La motivazione politica di questa improvvisa svolta filantropica dei Big Tech è evidente, anche confrontando i beneficiari e l’importo delle donazioni degli anni precedenti. Le aziende cinesi che più temono la morsa regolatoria di Pechino stanno infatti cercando di accumulare crediti nei confronti delle autorità centrali, attraverso opere di filantropia attentamente concepite per sostenere le priorità politiche segnalate dal governo. Dagli investimenti nelle campagne al sostegno per i lavoratori precari e le piccole imprese, dalla lotta al cambiamento climatico all’impegno per l’educazione, le recenti donazioni si orientano infatti su quei progetti che più sono in linea con le direttive elaborate dal partito negli ultimi mesi.

La speranza ovviamente è che il contributo possa permettere ai Big Tech di presentarsi come attori critici nella realizzazione dei programmi politici di Xi e guadagnarsi così per lo meno un ammorbidimento dei provvedimenti regolatori.

Senza però sapere quale somma possa essere considerata sufficiente per evitare una nuova stretta, le aziende cinesi si sono lanciate in una competizione al rialzo a chi promette più risorse per la risoluzione dei molti problemi che affliggono la società cinese.

C’è però anche un’altra motivazione, probabilmente meno evidente ma ugualmente rilevante, ed è di tipo sociale. La percezione che negli anni i Big Tech si siano arricchiti senza però aumentare anche il benessere sociale è alla base del risentimento che vaste fasce della popolazione cinese, giovani in testa, hanno lasciato trasparire negli ultimi mesi in misura sempre maggiore. Anzi, talvolta i giganti tecnologici cinesi vengono additati come diretti responsabili delle difficili condizioni di vita e di lavoro in cui versano molti cittadini.

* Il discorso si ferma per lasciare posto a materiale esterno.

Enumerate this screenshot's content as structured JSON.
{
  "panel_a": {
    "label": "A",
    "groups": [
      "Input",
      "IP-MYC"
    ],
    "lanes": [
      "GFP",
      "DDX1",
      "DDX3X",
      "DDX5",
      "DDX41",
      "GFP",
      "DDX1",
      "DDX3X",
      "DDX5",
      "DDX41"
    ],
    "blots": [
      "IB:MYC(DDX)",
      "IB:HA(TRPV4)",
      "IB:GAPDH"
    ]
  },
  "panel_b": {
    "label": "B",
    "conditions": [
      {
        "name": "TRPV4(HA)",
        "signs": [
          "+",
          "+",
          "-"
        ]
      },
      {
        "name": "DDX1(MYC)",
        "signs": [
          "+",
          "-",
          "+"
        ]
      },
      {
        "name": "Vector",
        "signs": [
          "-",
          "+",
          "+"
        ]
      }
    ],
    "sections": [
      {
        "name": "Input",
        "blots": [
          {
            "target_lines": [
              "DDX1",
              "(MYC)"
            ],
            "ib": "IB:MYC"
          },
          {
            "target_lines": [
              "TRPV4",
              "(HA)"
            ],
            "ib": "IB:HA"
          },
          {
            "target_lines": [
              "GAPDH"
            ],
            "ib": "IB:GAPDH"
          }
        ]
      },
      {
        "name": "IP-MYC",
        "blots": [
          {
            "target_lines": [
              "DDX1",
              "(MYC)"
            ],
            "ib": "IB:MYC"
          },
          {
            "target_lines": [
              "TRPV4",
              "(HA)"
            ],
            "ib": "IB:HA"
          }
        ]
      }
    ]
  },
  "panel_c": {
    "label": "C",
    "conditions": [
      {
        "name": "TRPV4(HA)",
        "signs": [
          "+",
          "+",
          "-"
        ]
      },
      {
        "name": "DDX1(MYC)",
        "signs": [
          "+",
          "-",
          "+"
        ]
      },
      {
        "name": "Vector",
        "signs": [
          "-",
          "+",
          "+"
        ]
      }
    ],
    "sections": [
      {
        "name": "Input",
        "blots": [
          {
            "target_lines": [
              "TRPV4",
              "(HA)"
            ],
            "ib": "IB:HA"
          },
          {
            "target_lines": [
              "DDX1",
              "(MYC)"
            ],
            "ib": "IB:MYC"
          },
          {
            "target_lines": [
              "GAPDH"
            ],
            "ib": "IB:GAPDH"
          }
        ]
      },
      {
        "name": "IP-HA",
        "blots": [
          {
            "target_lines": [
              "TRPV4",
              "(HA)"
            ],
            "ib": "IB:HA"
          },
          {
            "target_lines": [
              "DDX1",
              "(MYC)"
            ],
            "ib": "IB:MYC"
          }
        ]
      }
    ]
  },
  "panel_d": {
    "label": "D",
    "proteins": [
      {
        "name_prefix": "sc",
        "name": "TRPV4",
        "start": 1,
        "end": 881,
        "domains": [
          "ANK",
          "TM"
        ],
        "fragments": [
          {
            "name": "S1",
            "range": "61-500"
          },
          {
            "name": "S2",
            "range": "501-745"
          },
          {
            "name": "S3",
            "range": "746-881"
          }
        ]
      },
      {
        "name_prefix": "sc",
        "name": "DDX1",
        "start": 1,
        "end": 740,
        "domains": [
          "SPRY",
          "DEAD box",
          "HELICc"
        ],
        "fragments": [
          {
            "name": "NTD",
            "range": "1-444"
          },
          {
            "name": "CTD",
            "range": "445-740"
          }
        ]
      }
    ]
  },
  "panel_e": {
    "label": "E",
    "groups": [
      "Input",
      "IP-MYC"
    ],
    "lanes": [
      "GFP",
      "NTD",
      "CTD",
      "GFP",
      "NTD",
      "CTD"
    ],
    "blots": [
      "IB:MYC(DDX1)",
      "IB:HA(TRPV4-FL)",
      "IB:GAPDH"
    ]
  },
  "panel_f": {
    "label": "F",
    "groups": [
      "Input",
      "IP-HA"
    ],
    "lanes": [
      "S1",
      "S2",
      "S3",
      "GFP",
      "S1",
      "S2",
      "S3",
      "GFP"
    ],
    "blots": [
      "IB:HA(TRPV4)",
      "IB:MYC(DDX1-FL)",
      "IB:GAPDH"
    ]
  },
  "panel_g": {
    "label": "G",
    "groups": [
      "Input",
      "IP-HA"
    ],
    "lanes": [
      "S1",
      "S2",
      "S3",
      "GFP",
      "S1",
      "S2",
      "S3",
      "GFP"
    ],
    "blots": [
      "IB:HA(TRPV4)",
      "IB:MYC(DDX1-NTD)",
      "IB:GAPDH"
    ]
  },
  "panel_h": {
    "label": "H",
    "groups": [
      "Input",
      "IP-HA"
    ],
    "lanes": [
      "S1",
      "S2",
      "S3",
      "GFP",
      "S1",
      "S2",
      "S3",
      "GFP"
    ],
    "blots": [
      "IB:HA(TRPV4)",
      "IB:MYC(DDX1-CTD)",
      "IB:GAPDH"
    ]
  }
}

Esempio emblematico è stata l’esultanza osservata sui social cinesi quando l’IPO di Ant Group è stato bloccato. Riconquistare “le menti e i cuori” dei cinesi redistribuendo la ricchezza e promuovendo il progresso sociale è quindi un obiettivo altrettanto centrale della campagna filantropica dei Big Tech. Senza un’immagine pubblica di responsabilità sociale e senza un impegno per il benessere collettivo, le aziende tecnologiche cinesi si espongono al rischio di alienare i consumatori e perdere così la loro presentabilità di fronte ai cittadini della Repubblica Popolare.

La svolta filantropica, perciò, risponde a questo doppio meccanismo: da un lato il credito del partito, dall’altro l’apprezzamento dei consumatori. Le donazioni delle aziende possono essere considerate una sorta di capitale politico e capitale sociale, che la dirigenza aziendale investe per garantire il successo della propria impresa. Nella complessa partita giocata tra Big Tech e partito comunista la filantropia è diventata dunque un’arma sofisticata, usata dalle grandi aziende per assecondare le direttive del governo e allo stesso tempo tentare di proteggere – almeno in parte – le proprie attività.